Situasi di Luar dan Sebelum Sekolah
Aktivitas anak
di rumah berpengaruh terhadap perkembangannya. Apabila lingkungan rumah memberi
peluang yang cukup bagi seorang anak untuk mendapatkan pengalaman belajar
seperti mendengarkan orang tuanya membacakan dongeng, terbiasa menjawab
pertanyaan dari ceritera yang telah didengarnya, mulai mengenal buku,
dibiasakan untuk mengemukakan secara lisan apa yang diinginkan kepada orang
tuanya, dan ada kesempatan untuk melakukan eksplorasi lingkungan, sehingga
memungkinkan seorang anak memiliki keteampilan pra-akademik.
Keterampilan
pra-akademik merupakan prasyarat untuk belajar secara akademik. Keteramilan
anak dalam mendengarkan misalnya merupakan prasyarat untuk belajar membaca.

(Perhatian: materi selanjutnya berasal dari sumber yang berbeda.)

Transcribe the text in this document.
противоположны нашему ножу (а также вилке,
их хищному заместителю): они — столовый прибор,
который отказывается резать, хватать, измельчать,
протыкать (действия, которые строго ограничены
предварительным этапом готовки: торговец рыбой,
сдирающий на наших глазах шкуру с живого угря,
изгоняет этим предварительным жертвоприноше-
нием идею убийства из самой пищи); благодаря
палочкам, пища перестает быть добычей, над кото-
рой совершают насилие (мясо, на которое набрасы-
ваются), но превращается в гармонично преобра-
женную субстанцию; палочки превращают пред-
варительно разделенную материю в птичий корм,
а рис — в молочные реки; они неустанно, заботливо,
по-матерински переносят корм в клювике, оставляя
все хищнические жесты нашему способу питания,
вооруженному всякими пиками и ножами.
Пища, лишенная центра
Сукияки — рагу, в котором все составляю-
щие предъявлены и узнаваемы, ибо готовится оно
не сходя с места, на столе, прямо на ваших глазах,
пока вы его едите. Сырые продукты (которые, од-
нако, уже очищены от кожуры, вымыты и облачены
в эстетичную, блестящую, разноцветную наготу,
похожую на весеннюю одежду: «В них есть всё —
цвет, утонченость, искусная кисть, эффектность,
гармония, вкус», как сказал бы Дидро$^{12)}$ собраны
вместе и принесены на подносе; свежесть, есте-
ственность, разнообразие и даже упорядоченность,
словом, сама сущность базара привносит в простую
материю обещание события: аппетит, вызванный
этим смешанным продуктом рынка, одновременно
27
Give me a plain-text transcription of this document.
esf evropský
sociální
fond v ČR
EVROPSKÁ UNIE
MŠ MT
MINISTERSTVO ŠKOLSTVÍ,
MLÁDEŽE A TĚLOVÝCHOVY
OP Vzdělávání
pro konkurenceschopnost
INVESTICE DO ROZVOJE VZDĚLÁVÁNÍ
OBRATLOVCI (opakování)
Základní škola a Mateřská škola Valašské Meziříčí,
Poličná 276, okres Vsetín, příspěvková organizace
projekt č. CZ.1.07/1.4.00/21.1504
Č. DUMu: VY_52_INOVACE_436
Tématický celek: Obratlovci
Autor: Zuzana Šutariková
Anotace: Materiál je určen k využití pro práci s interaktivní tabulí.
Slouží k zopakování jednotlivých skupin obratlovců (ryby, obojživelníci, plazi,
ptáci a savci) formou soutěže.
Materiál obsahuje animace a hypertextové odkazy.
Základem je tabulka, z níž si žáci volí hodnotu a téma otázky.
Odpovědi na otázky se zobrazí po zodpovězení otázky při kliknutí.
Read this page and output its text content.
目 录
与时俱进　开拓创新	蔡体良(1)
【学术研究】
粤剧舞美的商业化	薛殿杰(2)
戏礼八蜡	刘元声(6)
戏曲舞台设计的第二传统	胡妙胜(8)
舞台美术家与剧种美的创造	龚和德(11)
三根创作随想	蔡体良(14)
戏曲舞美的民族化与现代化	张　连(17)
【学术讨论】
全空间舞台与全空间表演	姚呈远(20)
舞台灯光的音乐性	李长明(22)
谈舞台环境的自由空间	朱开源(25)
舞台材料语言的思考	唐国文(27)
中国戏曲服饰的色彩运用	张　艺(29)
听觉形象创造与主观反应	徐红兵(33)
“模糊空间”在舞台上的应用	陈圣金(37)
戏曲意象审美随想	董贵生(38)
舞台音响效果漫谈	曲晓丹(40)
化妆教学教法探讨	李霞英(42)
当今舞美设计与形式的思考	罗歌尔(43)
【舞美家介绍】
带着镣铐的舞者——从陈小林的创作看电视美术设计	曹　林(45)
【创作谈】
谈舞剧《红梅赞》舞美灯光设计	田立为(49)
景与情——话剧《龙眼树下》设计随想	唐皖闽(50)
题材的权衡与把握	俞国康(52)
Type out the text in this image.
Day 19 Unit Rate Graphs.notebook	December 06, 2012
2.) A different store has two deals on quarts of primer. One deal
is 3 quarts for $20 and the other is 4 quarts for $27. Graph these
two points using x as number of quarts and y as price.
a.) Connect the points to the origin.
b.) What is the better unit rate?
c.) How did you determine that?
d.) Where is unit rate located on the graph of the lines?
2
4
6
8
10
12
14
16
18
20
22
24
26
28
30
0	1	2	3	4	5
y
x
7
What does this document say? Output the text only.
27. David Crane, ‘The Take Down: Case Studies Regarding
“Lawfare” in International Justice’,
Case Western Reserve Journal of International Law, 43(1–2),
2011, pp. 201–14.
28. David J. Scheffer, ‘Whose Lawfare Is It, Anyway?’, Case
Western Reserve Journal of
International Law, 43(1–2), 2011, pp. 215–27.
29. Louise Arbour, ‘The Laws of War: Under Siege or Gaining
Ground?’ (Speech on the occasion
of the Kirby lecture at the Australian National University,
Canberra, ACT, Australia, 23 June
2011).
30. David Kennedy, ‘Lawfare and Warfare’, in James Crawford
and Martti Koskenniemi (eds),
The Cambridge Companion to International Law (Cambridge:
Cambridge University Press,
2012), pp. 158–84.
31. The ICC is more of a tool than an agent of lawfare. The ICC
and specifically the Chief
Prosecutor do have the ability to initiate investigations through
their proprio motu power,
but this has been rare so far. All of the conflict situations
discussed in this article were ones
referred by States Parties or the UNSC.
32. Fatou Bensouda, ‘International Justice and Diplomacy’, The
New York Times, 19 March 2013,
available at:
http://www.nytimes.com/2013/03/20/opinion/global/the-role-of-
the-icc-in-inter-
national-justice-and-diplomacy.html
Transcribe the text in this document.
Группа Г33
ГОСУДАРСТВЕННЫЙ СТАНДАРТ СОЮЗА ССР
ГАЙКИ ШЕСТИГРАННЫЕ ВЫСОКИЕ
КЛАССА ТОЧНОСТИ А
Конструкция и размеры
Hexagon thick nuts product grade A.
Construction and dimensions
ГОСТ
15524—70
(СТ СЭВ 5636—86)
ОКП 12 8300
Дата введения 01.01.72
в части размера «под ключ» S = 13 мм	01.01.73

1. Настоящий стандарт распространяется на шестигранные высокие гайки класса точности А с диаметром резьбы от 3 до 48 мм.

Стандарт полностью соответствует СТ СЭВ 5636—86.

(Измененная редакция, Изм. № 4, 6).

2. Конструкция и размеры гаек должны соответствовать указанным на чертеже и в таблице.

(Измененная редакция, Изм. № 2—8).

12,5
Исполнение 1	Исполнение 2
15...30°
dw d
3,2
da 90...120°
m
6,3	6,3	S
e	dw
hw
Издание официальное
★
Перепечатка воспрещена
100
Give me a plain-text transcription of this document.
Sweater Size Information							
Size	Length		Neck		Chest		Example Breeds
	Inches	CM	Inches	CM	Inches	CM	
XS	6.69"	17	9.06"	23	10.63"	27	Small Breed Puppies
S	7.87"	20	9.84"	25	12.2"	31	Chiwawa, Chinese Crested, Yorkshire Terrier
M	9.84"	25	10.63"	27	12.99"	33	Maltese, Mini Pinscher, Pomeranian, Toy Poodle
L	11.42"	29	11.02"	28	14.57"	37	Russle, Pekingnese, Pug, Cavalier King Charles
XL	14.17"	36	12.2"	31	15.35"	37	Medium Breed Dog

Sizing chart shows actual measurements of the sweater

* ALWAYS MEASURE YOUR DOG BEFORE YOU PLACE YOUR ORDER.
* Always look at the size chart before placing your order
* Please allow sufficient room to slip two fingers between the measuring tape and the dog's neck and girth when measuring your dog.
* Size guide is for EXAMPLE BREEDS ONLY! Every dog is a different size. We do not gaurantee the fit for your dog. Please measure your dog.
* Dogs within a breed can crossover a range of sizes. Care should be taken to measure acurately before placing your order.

Anak yang memiliki keterampilan mendengarkan dengan baik, tidak akan mengalami
kesulitan dalam belajar membaca. Sebaliknya anak yang tidak memilki
keterampilan mendengarkan dengan baik, akan mengalami hambatan ketika belajar
membaca. Anak yang memiliki keterampilan pra-akademik akan lebih cepat dalam
belajar secara akademik di sekolah dasar, dan cenderung memiliki rasa pecaya
diri dan motivasi yang lebih baik dibanding dengan yang tidak (Solyster, 2004).
Sering ditemukan
anak yang mengalami masalah dalam belajardi Sekolah Dasar terkait dengan tidak
dikuasainya keterampilan pra-akademik. Tidak jarang anak seperti ini memiliki
penghargaan diri yang rendah, dan memiliki perasaan bahwa sekolah bukan tempat
yang menyenangkan. Akibat yang mungkin muncul adalah anak mengalami kesulitan
dalam perilaku.
b.
Situasi di
Sekolah
Proses belajar
di sekolah terkait dengan elemen kurikulum, dan metode pembelajaran.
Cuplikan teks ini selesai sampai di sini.